In almost every language one could read words of encouragement to the recalcitrant Rumanians for having boldly burst the irksome bonds in which the peoples of the world were being pinioned. "It is our view," wrote one firm adherent of the Entente, "that having proved incapable of protecting the Rumanians in their hour of danger, our alliance cannot to-day challenge the safeguards which they have won for themselves."[170]

"If liberty had her old influence," one read in another popular journal,[171] "the Great Powers would not be bringing pressure to bear on Rumania with the object of saving Hungary from richly deserved punishment." "Instead of nagging the Rumanians," wrote an eminent French publicist, "they would do much better to keep the Turks in hand. If the Turks in despair, in order to win American sympathies, proclaim themselves socialists, syndicalists, or laborists, will President Wilson permit them to renovate Armenia and other places after the manner of Jinghiz Khan?"[172]

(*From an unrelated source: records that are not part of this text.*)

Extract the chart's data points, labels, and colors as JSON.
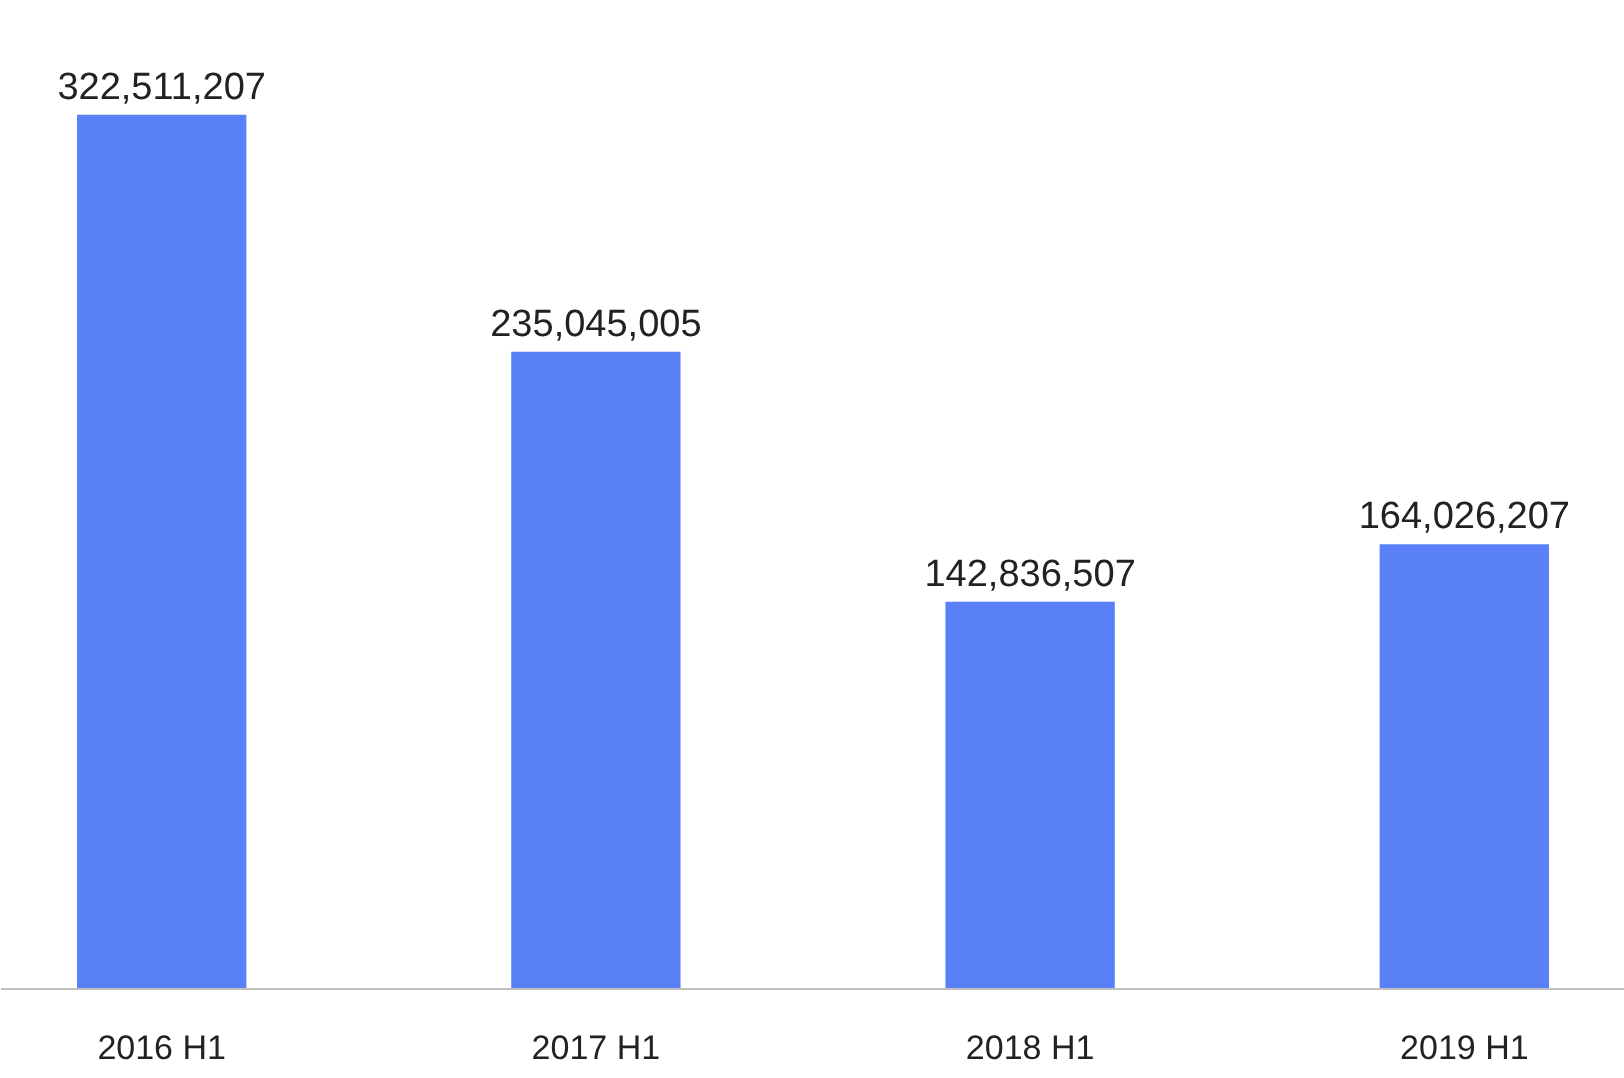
{
  "chart_data": {
    "type": "bar",
    "categories": [
      "2016 H1",
      "2017 H1",
      "2018 H1",
      "2019 H1"
    ],
    "values": [
      322511207,
      235045005,
      142836507,
      164026207
    ],
    "color": "#5a80f8",
    "value_labels": [
      "322,511,207",
      "235,045,005",
      "142,836,507",
      "164,026,207"
    ],
    "grid": false
  }
}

But what may have weighed with the Supreme Council far more than the disapproval of publicists were its own impotence, the undignified figure it was cutting, and the injury that was being done to the future League of Nations by the impunity with which one of the lesser states could thus set at naught the decisions of its creators and treat them with almost the same disrespect which they themselves had displayed toward the Rumanian delegates in Paris. They saw that once their energetic representations were ignored by the Bucharest government they were at the end of their means of influencing it. To compel obedience by force was for the time being out of the question. In these circumstances the only issue left them was to make a virtue of necessity and veer round to the Rumanian point of view as unobtrusively as might be, so as to tide over the transient crisis. And that was the course which they finally struck out.

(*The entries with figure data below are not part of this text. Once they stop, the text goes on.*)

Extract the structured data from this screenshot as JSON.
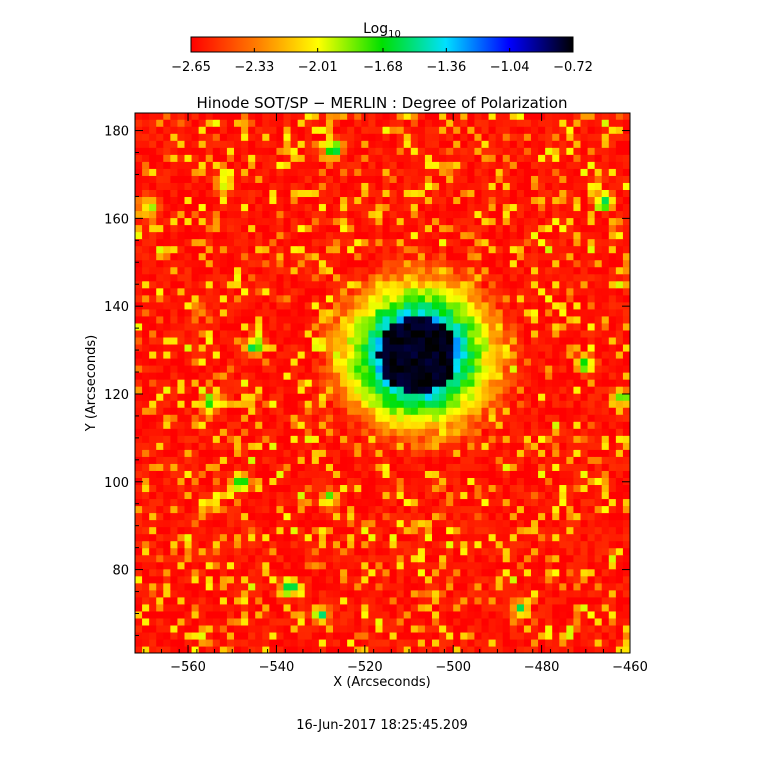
{
  "chart_data": {
    "type": "heatmap",
    "title": "Hinode SOT/SP − MERLIN : Degree of Polarization",
    "xlabel": "X (Arcseconds)",
    "ylabel": "Y (Arcseconds)",
    "xlim": [
      -572,
      -460
    ],
    "ylim": [
      61,
      184
    ],
    "xticks": [
      -560,
      -540,
      -520,
      -500,
      -480,
      -460
    ],
    "yticks": [
      80,
      100,
      120,
      140,
      160,
      180
    ],
    "xtick_labels": [
      "−560",
      "−540",
      "−520",
      "−500",
      "−480",
      "−460"
    ],
    "ytick_labels": [
      "80",
      "100",
      "120",
      "140",
      "160",
      "180"
    ],
    "colorbar": {
      "label_base": "Log",
      "label_sub": "10",
      "ticks": [
        -2.65,
        -2.33,
        -2.01,
        -1.68,
        -1.36,
        -1.04,
        -0.72
      ],
      "tick_labels": [
        "−2.65",
        "−2.33",
        "−2.01",
        "−1.68",
        "−1.36",
        "−1.04",
        "−0.72"
      ],
      "range": [
        -2.65,
        -0.72
      ],
      "colors": [
        "#ff0000",
        "#ff7800",
        "#ffff00",
        "#00e000",
        "#00e0ff",
        "#0000ff",
        "#000000"
      ]
    },
    "features": {
      "umbra_center": [
        -508,
        129
      ],
      "umbra_radius_arcsec": 11,
      "umbra_value": -0.75,
      "background_value": -2.6,
      "plage_patches": [
        {
          "x": -527,
          "y": 176,
          "v": -1.4
        },
        {
          "x": -552,
          "y": 168,
          "v": -1.6
        },
        {
          "x": -569,
          "y": 163,
          "v": -1.5
        },
        {
          "x": -466,
          "y": 164,
          "v": -1.2
        },
        {
          "x": -545,
          "y": 131,
          "v": -1.3
        },
        {
          "x": -555,
          "y": 118,
          "v": -1.4
        },
        {
          "x": -548,
          "y": 100,
          "v": -1.4
        },
        {
          "x": -537,
          "y": 76,
          "v": -1.3
        },
        {
          "x": -530,
          "y": 70,
          "v": -1.5
        },
        {
          "x": -470,
          "y": 127,
          "v": -1.5
        },
        {
          "x": -462,
          "y": 119,
          "v": -1.5
        },
        {
          "x": -485,
          "y": 71,
          "v": -1.6
        },
        {
          "x": -528,
          "y": 96,
          "v": -1.6
        }
      ]
    },
    "footer": "16-Jun-2017 18:25:45.209"
  }
}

Matters soon came to the culminating point. The members of the Allied Military Mission had received full powers to force the commanders of the troops of occupation to obey the decisions of the Conference, and when they were confronted with M. Diamandi, the ex-Minister to Petrograd, they issued their orders in the name of the Supreme Council. "We take orders here only from our own government, which is in Bucharest," was the answer they received. The Rumanians have a proverb which runs: "Even a donkey will not fall twice into the same quicksand," and they may have quoted it to General Gorton when refusing to follow the Allies after their previous painful experience. Then the mission telegraphed to Paris for further instructions.[173] In the meanwhile the Rumanian government had sent its answer to the three notes of the Council. And its tenor was firm and unyielding. Undeterred by menaces, M. Bratiano maintained that he had done the right thing in sending troops to Budapest, imposing terms on Hungary and re-establishing order. As a matter of fact he had rendered a sterling service to all Europe, including France and Britain. For if Kuhn and his confederates had contrived to overrun Rumania, the Great Powers would have been morally bound to hasten to the assistance of their defeated ally. The press was permitted to announce that the Council of Five was preparing to accept the Rumanian position. The members of the Allied Military Mission were informed that they were not empowered to give orders to the Rumanians, but only to consult and negotiate with them, whereby all their tact and consideration were earnestly solicited.